Wow, this is really boring.
But when it comes to horses.. at any given time, you can see videos or pics of the most remarkable animals ever foal jacked (thanks read for comprehension woman!),  horses that barely seem to be products of equine genetics present on the planet earth, doing incredible, beautiful, and to them, natural things - followed by comments from people who themselves are riding downhill QH's (or whatever - insert your favourite non-purpose bred for dressage equine here), slamming the owners of the heavenly horses for "rushing" them, for their own evil pleasure and profits, using trick riding, rollkur, blah blah. Whatever.

Regardless of how stupid this seems now... I did worry about it at the time.  Ha ha, it is funny really, isn't it.  Please! Stop horse, stop!  You are moving up the levels just tooo quickly!  Everything seems soooo easy, it must be wrong!  Stop floating around in this effortless passage!  Waahh!

If only life were really like that, eh?



  1. Just so you know, there are actually people who call themselves teachers who will slap the Tolstoy out of a kids hands. My kindergartner loves to talk and uses lots of big words, which led to her teacher asking us if we could help her 'restrict her vocabulary while at school because her peers don't understand her.' I could've really used the flaming marshmallow stick at that moment.

    1. I think I need to patent the sticks for multiple uses. If I need someone to do field trials on teachers, I will let you know.

  2. I have definitely seen horses who were rushed. In QH-land. You know, where horses are started at 18 months or younger, have their legs run off in a round pen (no longe line, no training value - goal = exhaustion) then ridden in a gag-wire-curb draw reins and lame by 2 years old. The normal "rushed" horse as so accused by dressage riders is competently trained. If it's a horse who is sour, it is because of incompetence, not rushing!

  3. The "rushing" I worry about most is over riding a young horse before its body is physically ready. It does take muscles and conditioning to perform at the upper levels and both of those take time. Sure, it's OK to practice some of the exercises if a horse's natural talent does them with ease, but certainly not to drill them to perfection. Dressage does take time and the trainer needs to be sensitive to the horse's physical strength and soundness at all times.

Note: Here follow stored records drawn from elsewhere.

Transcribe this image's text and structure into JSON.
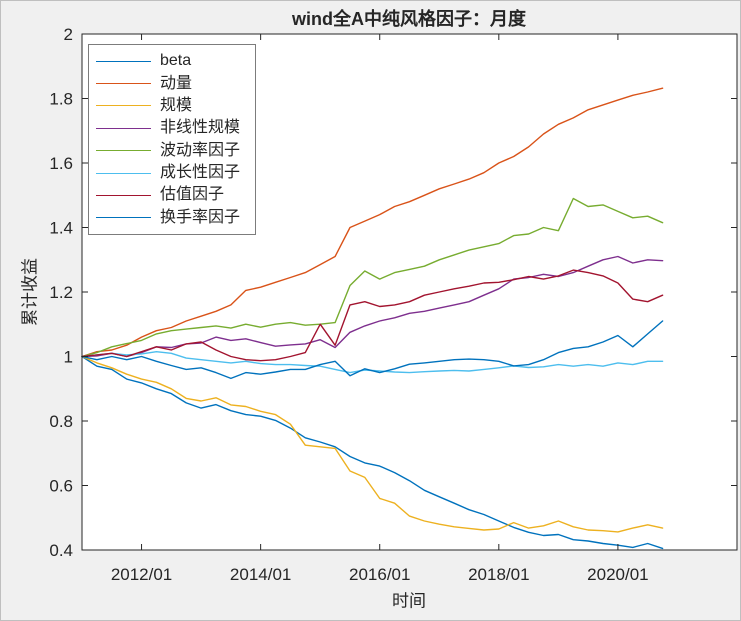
{
  "figure": {
    "background": "#f0f0f0",
    "plot_background": "#ffffff",
    "axis_color": "#262626",
    "text_color": "#262626"
  },
  "chart_data": {
    "type": "line",
    "title": "wind全A中纯风格因子：月度",
    "xlabel": "时间",
    "ylabel": "累计收益",
    "xlim": [
      2011,
      2022
    ],
    "ylim": [
      0.4,
      2.0
    ],
    "grid": false,
    "legend_position": "top-left",
    "xticks": {
      "values": [
        2012,
        2014,
        2016,
        2018,
        2020
      ],
      "labels": [
        "2012/01",
        "2014/01",
        "2016/01",
        "2018/01",
        "2020/01"
      ]
    },
    "yticks": {
      "values": [
        0.4,
        0.6,
        0.8,
        1.0,
        1.2,
        1.4,
        1.6,
        1.8,
        2.0
      ],
      "labels": [
        "0.4",
        "0.6",
        "0.8",
        "1",
        "1.2",
        "1.4",
        "1.6",
        "1.8",
        "2"
      ]
    },
    "x": [
      2011.0,
      2011.25,
      2011.5,
      2011.75,
      2012.0,
      2012.25,
      2012.5,
      2012.75,
      2013.0,
      2013.25,
      2013.5,
      2013.75,
      2014.0,
      2014.25,
      2014.5,
      2014.75,
      2015.0,
      2015.25,
      2015.5,
      2015.75,
      2016.0,
      2016.25,
      2016.5,
      2016.75,
      2017.0,
      2017.25,
      2017.5,
      2017.75,
      2018.0,
      2018.25,
      2018.5,
      2018.75,
      2019.0,
      2019.25,
      2019.5,
      2019.75,
      2020.0,
      2020.25,
      2020.5,
      2020.75
    ],
    "series": [
      {
        "id": "beta",
        "name": "beta",
        "color": "#0072BD",
        "values": [
          1.0,
          0.97,
          0.96,
          0.93,
          0.918,
          0.9,
          0.885,
          0.856,
          0.84,
          0.851,
          0.832,
          0.82,
          0.815,
          0.802,
          0.778,
          0.748,
          0.735,
          0.72,
          0.69,
          0.67,
          0.66,
          0.64,
          0.615,
          0.585,
          0.565,
          0.545,
          0.525,
          0.51,
          0.49,
          0.47,
          0.455,
          0.445,
          0.448,
          0.432,
          0.428,
          0.42,
          0.415,
          0.408,
          0.42,
          0.405
        ]
      },
      {
        "id": "momentum",
        "name": "动量",
        "color": "#D95319",
        "values": [
          1.0,
          1.015,
          1.02,
          1.035,
          1.06,
          1.08,
          1.09,
          1.11,
          1.125,
          1.14,
          1.16,
          1.205,
          1.215,
          1.23,
          1.245,
          1.26,
          1.285,
          1.31,
          1.4,
          1.42,
          1.44,
          1.465,
          1.48,
          1.5,
          1.52,
          1.535,
          1.55,
          1.57,
          1.6,
          1.62,
          1.65,
          1.69,
          1.72,
          1.74,
          1.765,
          1.78,
          1.795,
          1.81,
          1.82,
          1.832
        ]
      },
      {
        "id": "size",
        "name": "规模",
        "color": "#EDB120",
        "values": [
          1.0,
          0.98,
          0.965,
          0.945,
          0.93,
          0.92,
          0.9,
          0.87,
          0.862,
          0.872,
          0.85,
          0.845,
          0.83,
          0.82,
          0.79,
          0.725,
          0.72,
          0.715,
          0.645,
          0.625,
          0.56,
          0.545,
          0.505,
          0.49,
          0.48,
          0.472,
          0.467,
          0.462,
          0.465,
          0.485,
          0.468,
          0.475,
          0.49,
          0.472,
          0.462,
          0.46,
          0.456,
          0.468,
          0.478,
          0.468
        ]
      },
      {
        "id": "nonlinear_size",
        "name": "非线性规模",
        "color": "#7E2F8E",
        "values": [
          1.0,
          1.002,
          1.01,
          1.0,
          1.012,
          1.03,
          1.028,
          1.039,
          1.042,
          1.06,
          1.05,
          1.055,
          1.043,
          1.032,
          1.036,
          1.039,
          1.052,
          1.028,
          1.075,
          1.095,
          1.11,
          1.12,
          1.134,
          1.14,
          1.15,
          1.16,
          1.17,
          1.19,
          1.21,
          1.24,
          1.245,
          1.255,
          1.248,
          1.26,
          1.28,
          1.3,
          1.31,
          1.29,
          1.3,
          1.297
        ]
      },
      {
        "id": "volatility",
        "name": "波动率因子",
        "color": "#77AC30",
        "values": [
          1.0,
          1.012,
          1.03,
          1.04,
          1.05,
          1.07,
          1.08,
          1.085,
          1.09,
          1.095,
          1.088,
          1.1,
          1.091,
          1.1,
          1.105,
          1.097,
          1.1,
          1.105,
          1.22,
          1.265,
          1.24,
          1.26,
          1.27,
          1.28,
          1.3,
          1.315,
          1.33,
          1.34,
          1.35,
          1.375,
          1.38,
          1.4,
          1.39,
          1.49,
          1.465,
          1.47,
          1.45,
          1.43,
          1.435,
          1.415
        ]
      },
      {
        "id": "growth",
        "name": "成长性因子",
        "color": "#4DBEEE",
        "values": [
          1.0,
          1.005,
          1.01,
          1.005,
          1.008,
          1.015,
          1.01,
          0.995,
          0.99,
          0.985,
          0.98,
          0.985,
          0.978,
          0.975,
          0.975,
          0.972,
          0.97,
          0.96,
          0.95,
          0.958,
          0.955,
          0.952,
          0.95,
          0.953,
          0.955,
          0.957,
          0.955,
          0.96,
          0.965,
          0.971,
          0.966,
          0.968,
          0.975,
          0.97,
          0.975,
          0.97,
          0.98,
          0.975,
          0.985,
          0.985
        ]
      },
      {
        "id": "valuation",
        "name": "估值因子",
        "color": "#A2142F",
        "values": [
          1.0,
          1.005,
          1.01,
          1.0,
          1.015,
          1.03,
          1.02,
          1.039,
          1.045,
          1.02,
          1.0,
          0.99,
          0.987,
          0.99,
          1.0,
          1.012,
          1.1,
          1.035,
          1.16,
          1.17,
          1.155,
          1.16,
          1.17,
          1.19,
          1.2,
          1.21,
          1.218,
          1.228,
          1.23,
          1.238,
          1.248,
          1.24,
          1.25,
          1.268,
          1.26,
          1.25,
          1.228,
          1.178,
          1.17,
          1.19
        ]
      },
      {
        "id": "turnover",
        "name": "换手率因子",
        "color": "#0072BD",
        "values": [
          1.0,
          0.99,
          1.0,
          0.99,
          1.0,
          0.985,
          0.972,
          0.96,
          0.965,
          0.95,
          0.932,
          0.95,
          0.945,
          0.952,
          0.96,
          0.96,
          0.975,
          0.985,
          0.94,
          0.962,
          0.95,
          0.962,
          0.976,
          0.98,
          0.985,
          0.99,
          0.992,
          0.99,
          0.985,
          0.971,
          0.975,
          0.99,
          1.012,
          1.025,
          1.03,
          1.045,
          1.065,
          1.03,
          1.07,
          1.11
        ]
      }
    ]
  }
}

  4. Pithy and perceptive. Fun post.

  5. I think you meant "foal-jacked", not? (Although, pulling a foal from the birth canal in a calf-like fashion is a very bad idea.)

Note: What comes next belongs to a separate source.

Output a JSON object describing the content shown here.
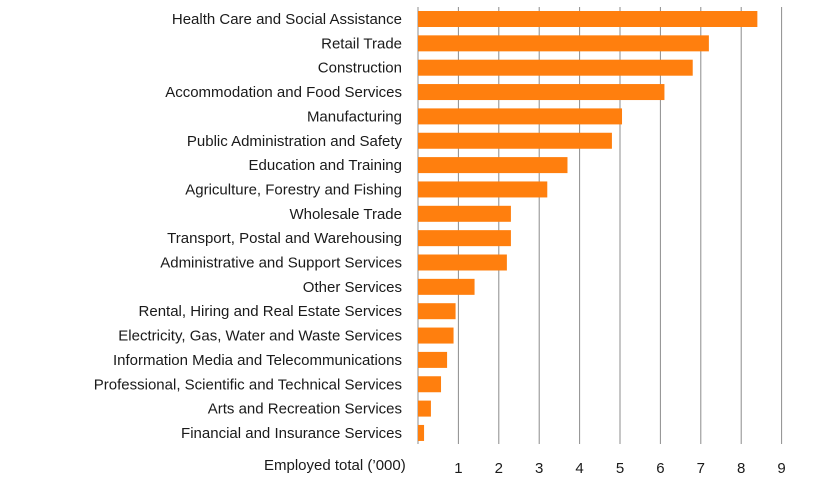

    I have not frequented the bulletin boards in several years. Your assessment of myriad ways the DQs take themselves oh-so-seriously on-line is spot on and makes me giggle.

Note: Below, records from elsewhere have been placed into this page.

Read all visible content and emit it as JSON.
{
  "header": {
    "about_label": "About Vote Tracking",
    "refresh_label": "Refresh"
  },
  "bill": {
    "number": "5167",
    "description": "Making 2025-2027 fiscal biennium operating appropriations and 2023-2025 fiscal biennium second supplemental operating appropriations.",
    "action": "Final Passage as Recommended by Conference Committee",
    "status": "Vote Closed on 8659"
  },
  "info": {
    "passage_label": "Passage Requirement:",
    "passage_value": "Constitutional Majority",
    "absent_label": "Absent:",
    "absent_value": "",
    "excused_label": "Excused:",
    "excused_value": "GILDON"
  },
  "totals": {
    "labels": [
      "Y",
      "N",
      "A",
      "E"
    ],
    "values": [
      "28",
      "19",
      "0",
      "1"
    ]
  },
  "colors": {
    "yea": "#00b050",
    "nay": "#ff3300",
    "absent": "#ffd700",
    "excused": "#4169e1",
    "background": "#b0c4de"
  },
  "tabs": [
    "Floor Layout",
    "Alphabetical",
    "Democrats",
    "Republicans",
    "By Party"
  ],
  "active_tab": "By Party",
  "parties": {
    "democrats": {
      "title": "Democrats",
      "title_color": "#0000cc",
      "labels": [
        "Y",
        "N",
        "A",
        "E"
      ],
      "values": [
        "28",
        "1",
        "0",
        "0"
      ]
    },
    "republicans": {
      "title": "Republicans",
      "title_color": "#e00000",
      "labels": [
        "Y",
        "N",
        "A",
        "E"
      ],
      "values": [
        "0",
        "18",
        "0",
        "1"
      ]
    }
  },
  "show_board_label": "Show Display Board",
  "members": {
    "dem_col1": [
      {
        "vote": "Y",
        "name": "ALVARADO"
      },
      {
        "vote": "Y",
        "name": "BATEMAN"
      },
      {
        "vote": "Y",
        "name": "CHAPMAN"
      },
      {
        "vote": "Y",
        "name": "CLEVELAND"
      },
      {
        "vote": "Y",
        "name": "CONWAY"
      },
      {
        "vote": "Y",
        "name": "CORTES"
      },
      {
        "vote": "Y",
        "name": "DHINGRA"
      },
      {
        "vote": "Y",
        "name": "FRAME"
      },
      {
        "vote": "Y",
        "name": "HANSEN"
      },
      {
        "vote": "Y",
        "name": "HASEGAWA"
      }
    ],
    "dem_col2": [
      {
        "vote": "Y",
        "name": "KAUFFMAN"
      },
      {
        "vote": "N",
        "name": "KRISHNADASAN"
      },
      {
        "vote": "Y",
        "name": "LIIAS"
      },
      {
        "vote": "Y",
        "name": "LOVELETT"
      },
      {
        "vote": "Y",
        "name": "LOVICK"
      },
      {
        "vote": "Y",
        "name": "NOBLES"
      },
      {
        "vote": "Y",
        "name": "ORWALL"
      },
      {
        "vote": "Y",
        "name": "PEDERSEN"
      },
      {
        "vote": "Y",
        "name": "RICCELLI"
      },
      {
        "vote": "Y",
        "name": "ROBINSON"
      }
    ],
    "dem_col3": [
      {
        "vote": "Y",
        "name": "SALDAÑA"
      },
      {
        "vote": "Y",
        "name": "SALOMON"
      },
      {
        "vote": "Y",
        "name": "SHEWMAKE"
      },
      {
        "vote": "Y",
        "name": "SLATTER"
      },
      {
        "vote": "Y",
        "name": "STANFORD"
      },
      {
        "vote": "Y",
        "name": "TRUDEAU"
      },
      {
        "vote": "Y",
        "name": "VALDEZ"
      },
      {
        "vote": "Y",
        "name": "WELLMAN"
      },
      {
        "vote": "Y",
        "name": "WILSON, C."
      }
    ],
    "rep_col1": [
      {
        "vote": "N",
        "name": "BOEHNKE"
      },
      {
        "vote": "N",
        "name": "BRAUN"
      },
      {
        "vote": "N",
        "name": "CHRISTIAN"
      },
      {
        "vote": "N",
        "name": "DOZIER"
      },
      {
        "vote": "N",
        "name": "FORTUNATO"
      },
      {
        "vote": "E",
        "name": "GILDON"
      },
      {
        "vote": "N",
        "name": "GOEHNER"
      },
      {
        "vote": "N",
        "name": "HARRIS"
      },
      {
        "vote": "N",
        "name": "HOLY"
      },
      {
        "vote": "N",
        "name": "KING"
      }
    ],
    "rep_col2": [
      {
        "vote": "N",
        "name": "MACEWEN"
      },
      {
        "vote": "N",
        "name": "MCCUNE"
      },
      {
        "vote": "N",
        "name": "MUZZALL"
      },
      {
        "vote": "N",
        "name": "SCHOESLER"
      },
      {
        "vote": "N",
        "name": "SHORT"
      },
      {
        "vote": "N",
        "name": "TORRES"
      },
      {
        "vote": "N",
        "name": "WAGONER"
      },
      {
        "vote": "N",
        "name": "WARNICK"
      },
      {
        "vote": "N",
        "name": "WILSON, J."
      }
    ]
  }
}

    1. Heeeey... you are right. I will fix that - thanks.

  6. Ooooo!! I've gotten the 'RUSHING' comment before.... from a certain forum lol! My other favorite is 'OVERFACING'. For example... trying to convince my mare to make a full circle around the arena despite the scary liverpool jump on one side (she would stop and then back up at one point... everytime). I can hear the comments from the forum right now... OMG don't push your mare into situations like that. Don't overface your mare or yourself. Neither of you are competent/ready for that kind of challenge because its... .. SCARY!!! *rolls eyes*. FWIW after two balks I had her trotting circles around the damned thing like it didn't even exist. hmmpfffff.

  7. I'm such a bad person, I have asked my 5 yr old welsh cob to do a few half steps...will i burn in dressage hell? Since he does them in the paddock just for shits and giggles,I figured it was OK tp do them under saddle. My bad I guess

    1. When he shows arthritic changes in his hocks at the age of 28, we will know who to blame.

  8. Yep...LOL...Most people can't tell the difference between rushing and over-doing. It's not rushing anything if you have a horse that is naturally inclined to do what you are asking them to do. That's the whole point of breeding for/buying a horse that shows potential in the area you are interested in. Over-doing anything they are not physically ready for is another matter entirely.